Directed by Steven Soderbergh
Court St. 12

Wednesday, June 06, 2007


I have read countless breathless reviews of this film. The usually reliable Onion wrote this: "Imagine Belle And Sebastian remaking In The Mood For Love as a heartbreaking low-fi musical, and you have a fair approximation of the film's melancholy, unexpected genius."

Um -- I don't think so.

This movie wasn't bad by any stretch. But it was not some amazing breakthrough in the world of musicals. It was a crappy looking movie shot on cheap DV that had a few catchy songs and an appealing hangdog cast.

Most people I know hate musicals because they seem so silly and the songs tend to break up any sort of drama that is being developed.

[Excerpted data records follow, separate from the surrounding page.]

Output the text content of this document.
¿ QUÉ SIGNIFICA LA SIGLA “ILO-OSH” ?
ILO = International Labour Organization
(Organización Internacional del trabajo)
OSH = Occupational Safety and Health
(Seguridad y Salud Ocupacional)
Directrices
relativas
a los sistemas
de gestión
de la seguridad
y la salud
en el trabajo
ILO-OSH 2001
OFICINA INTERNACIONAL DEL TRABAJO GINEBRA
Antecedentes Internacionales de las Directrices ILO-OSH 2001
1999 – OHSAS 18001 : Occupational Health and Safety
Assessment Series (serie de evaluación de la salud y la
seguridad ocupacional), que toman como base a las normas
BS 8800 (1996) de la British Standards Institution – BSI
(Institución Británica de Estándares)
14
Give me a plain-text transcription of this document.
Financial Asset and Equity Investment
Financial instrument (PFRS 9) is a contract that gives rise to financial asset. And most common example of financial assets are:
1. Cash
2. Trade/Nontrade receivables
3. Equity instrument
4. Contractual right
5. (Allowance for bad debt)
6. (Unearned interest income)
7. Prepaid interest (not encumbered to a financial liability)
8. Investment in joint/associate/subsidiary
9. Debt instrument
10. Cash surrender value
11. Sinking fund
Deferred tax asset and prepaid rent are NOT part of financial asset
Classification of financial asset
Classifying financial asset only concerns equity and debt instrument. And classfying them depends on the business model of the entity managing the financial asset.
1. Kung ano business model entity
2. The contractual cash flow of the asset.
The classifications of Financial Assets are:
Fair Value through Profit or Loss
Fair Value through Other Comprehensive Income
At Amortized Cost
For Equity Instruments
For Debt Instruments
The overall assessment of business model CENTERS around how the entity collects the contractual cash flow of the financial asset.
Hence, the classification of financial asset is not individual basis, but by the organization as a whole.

This film gets around that by having it be about a musician who falls in love with a woman, asks her to record with him, and then they record. Problem solved. All of the songs make sense because the film is about musicians playing music, get it? Whatever.

Enjoy this movie, just don't get caught up in the hype.

Directed by John Carney
Sunshine Cinemas

Monday, June 04, 2007

Knocked Up

Fresh from seeing Roky Erikson outdoors, SHR, Mooney, Paul and I headed to a 10:45 showing of Knocked Up. I never go to movies this late anymore and I was worried that it would mess with my enjoyment of the film. It might have because I was a little bit tired by the end, but no matter, I really liked it anyway.

Apatow is on a roll. I can't believe how many movies he has in the pipeline. Is this really the same guy that couldn't get a TV show to its second season? Everything he touches turns to gold these days.

What's not to like about this movie? It has amazing one-liners but it also has many great scenes that are built on the awkward. Apatow is the king of awkward moments that don't make you feel too icky. Unlike another Freaks and Geeks alum Mike White who is the king of awkward moments that make you feel too icky, Apatow strikes just the right balance. The characters aren't as developed as I'd like them to be and some of the scenes feel forced but these are small complaints. Basically, nothing will ever touch Freaks and Geeks in its mix of character development, comedy, and pathos. But why am I comparing an 18 episode show to a 2 hour movie anyway?

There are some amazingly real moments in this film that come out of nowhere and they are that much more searing because of it. The 40-Year-Old Virgin might have been more of a straight up comedy but I like this film more. I loved Paul Rudd and Leslie Mann's interaction. I loved Apatow and Mann's kids as actresses. I loved all the scenes with Rogen (am I silly for watching him get interviewed on both Letterman and Conan last week?) and the Freaks and Geeks and Undeclared posse. I loved the E Channel bits. This movie is damn good.

And, of course, how could I not like the fantasy baseball scene?

By the way, Letterman's interview was atrocious, Conan's was good, and Leno's is on tonight.